Tissue-specific effects of bacterial PncA overexpression on NAD(+) metabolism and aging in mice: implications for tissue-specific aging interventions.

BACKGROUND: As a critical molecule in biological systems, nicotinamide adenine dinucleotide (NAD(+)) influences the aging of mammals. Therefore, regulation of NAD(+) synthesis and degradation may slow aging and mitigate related diseases. RESULTS: This study investigated how mammalian tissues rely on different NAD(+) synthesis pathways and prefer specific NAD(+) precursors. Overexpressing the bacterial nicotinamidase PncA in mice increased NAD(+) levels in the liver and kidneys but decreased levels in the heart and hippocampus. In aged mice (25 months old), this overexpression delayed aging indicators by boosting NAD(+) levels in the liver and kidneys, indicating potential for PncA to improve age-related decline in these tissues.
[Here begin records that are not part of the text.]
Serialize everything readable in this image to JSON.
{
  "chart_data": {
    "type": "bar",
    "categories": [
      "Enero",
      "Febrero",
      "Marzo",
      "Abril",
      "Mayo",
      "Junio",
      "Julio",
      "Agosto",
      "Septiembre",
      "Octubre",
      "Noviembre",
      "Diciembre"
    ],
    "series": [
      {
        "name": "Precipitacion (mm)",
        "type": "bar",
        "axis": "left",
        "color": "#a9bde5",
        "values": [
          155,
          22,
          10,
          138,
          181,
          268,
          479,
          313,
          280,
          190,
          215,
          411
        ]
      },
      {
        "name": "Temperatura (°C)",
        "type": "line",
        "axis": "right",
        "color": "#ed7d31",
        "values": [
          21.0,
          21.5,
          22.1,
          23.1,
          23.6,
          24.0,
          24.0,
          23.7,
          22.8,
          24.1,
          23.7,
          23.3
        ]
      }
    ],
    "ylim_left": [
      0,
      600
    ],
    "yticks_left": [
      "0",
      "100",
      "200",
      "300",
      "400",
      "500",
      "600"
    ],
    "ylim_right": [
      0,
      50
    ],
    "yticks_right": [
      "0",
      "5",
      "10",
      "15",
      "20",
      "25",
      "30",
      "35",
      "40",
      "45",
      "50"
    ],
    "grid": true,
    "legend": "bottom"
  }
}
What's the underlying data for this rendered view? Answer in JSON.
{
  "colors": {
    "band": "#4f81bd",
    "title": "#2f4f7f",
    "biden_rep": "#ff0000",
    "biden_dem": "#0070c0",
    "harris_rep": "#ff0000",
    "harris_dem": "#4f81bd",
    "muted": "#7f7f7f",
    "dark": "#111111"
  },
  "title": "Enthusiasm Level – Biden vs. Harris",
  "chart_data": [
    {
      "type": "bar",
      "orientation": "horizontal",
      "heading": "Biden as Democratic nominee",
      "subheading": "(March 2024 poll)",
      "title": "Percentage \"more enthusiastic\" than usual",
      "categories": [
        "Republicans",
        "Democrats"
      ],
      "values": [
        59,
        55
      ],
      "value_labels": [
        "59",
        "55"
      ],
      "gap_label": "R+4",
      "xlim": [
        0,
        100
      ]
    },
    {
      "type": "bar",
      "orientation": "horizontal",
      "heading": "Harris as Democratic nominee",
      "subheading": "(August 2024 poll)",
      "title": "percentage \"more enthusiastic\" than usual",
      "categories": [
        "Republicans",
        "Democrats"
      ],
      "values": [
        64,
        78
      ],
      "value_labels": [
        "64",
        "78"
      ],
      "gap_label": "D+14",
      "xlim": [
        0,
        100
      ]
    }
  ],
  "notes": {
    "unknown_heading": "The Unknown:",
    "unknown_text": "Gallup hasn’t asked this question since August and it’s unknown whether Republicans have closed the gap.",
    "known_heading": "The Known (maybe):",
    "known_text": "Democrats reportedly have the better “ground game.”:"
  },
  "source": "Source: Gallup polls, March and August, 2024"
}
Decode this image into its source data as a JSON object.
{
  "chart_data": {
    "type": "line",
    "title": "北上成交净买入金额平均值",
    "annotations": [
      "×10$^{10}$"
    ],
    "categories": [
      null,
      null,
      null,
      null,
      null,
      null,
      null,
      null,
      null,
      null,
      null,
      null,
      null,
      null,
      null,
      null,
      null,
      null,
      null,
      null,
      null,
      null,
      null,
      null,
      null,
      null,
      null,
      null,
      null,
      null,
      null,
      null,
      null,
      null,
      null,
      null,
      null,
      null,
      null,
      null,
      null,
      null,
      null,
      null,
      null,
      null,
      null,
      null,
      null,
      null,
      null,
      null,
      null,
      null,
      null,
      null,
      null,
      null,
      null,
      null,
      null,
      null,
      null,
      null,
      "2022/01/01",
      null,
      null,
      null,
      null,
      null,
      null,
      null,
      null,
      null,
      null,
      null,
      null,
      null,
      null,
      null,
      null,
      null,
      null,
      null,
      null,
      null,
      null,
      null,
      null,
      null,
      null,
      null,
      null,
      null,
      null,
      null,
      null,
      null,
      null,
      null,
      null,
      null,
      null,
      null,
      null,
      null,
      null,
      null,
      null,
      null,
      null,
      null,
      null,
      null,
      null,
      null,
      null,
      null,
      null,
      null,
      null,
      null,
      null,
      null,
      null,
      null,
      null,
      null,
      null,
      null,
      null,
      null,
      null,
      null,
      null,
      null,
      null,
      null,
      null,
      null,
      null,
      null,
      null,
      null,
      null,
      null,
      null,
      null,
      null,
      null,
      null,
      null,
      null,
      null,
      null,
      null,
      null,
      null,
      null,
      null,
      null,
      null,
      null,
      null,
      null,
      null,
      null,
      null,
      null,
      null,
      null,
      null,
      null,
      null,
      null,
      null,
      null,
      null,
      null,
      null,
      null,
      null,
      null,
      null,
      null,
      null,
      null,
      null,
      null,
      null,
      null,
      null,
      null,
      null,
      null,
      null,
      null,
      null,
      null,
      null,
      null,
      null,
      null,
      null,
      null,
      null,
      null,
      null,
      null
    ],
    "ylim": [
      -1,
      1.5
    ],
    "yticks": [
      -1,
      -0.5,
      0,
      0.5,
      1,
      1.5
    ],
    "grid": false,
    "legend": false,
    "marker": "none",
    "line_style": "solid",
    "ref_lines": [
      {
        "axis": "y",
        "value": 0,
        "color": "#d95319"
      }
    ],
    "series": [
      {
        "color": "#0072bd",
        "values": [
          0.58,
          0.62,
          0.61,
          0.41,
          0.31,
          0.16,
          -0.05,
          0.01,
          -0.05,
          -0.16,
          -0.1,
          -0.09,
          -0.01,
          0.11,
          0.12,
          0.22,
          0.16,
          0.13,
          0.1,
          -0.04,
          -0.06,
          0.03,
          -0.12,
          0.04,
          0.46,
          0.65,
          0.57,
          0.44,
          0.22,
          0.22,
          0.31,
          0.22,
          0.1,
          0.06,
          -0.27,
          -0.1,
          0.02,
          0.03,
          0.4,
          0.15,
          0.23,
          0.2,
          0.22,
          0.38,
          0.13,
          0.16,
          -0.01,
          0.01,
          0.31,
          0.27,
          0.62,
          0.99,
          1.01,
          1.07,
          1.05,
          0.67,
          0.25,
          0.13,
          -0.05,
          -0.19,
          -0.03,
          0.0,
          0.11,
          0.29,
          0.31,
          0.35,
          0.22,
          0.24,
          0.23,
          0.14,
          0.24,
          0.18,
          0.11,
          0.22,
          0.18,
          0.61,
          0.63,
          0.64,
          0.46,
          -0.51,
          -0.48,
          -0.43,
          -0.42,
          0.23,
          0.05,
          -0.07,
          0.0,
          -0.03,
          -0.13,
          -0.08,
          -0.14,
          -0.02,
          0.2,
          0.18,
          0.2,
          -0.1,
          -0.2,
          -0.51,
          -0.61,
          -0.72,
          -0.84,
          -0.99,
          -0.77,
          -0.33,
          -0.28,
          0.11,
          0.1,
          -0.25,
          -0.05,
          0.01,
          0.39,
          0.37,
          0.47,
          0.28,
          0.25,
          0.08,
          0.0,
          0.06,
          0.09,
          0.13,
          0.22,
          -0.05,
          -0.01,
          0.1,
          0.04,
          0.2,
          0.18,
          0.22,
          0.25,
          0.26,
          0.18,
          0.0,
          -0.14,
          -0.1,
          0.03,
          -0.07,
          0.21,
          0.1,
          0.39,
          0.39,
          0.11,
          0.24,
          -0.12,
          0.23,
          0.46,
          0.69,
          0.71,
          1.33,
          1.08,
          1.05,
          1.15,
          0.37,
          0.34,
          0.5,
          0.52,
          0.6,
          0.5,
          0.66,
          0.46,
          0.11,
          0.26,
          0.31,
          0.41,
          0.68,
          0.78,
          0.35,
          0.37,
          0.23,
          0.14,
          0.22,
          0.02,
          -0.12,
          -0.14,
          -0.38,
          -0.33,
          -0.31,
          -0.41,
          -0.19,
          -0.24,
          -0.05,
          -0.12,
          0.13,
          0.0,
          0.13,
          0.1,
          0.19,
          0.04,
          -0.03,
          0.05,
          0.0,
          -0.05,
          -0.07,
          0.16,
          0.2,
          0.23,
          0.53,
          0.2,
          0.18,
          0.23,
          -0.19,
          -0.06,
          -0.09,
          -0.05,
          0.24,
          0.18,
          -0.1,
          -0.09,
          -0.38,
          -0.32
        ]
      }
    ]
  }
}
However, in younger mice (4 months old), PncA overexpression accelerates the senescence of cardiac cells, resulting in a reduction of NAD + levels, increased aging markers, and cognitive decline. These disparate results underscore the necessity of a nuanced, tissue-specific perspective when contemplating the use of NAD(+) precursor supplementation as a means of addressing aging. CONCLUSION: Our study highlights the complexity of NAD(+) metabolism and its effects on aging in various tissues. It suggests personalized interventions for aging and age-related diseases by showing how different tissues respond to NAD(+) precursor manipulation, emphasizing the importance of targeted strategies for optimal therapeutic results with minimal side effects.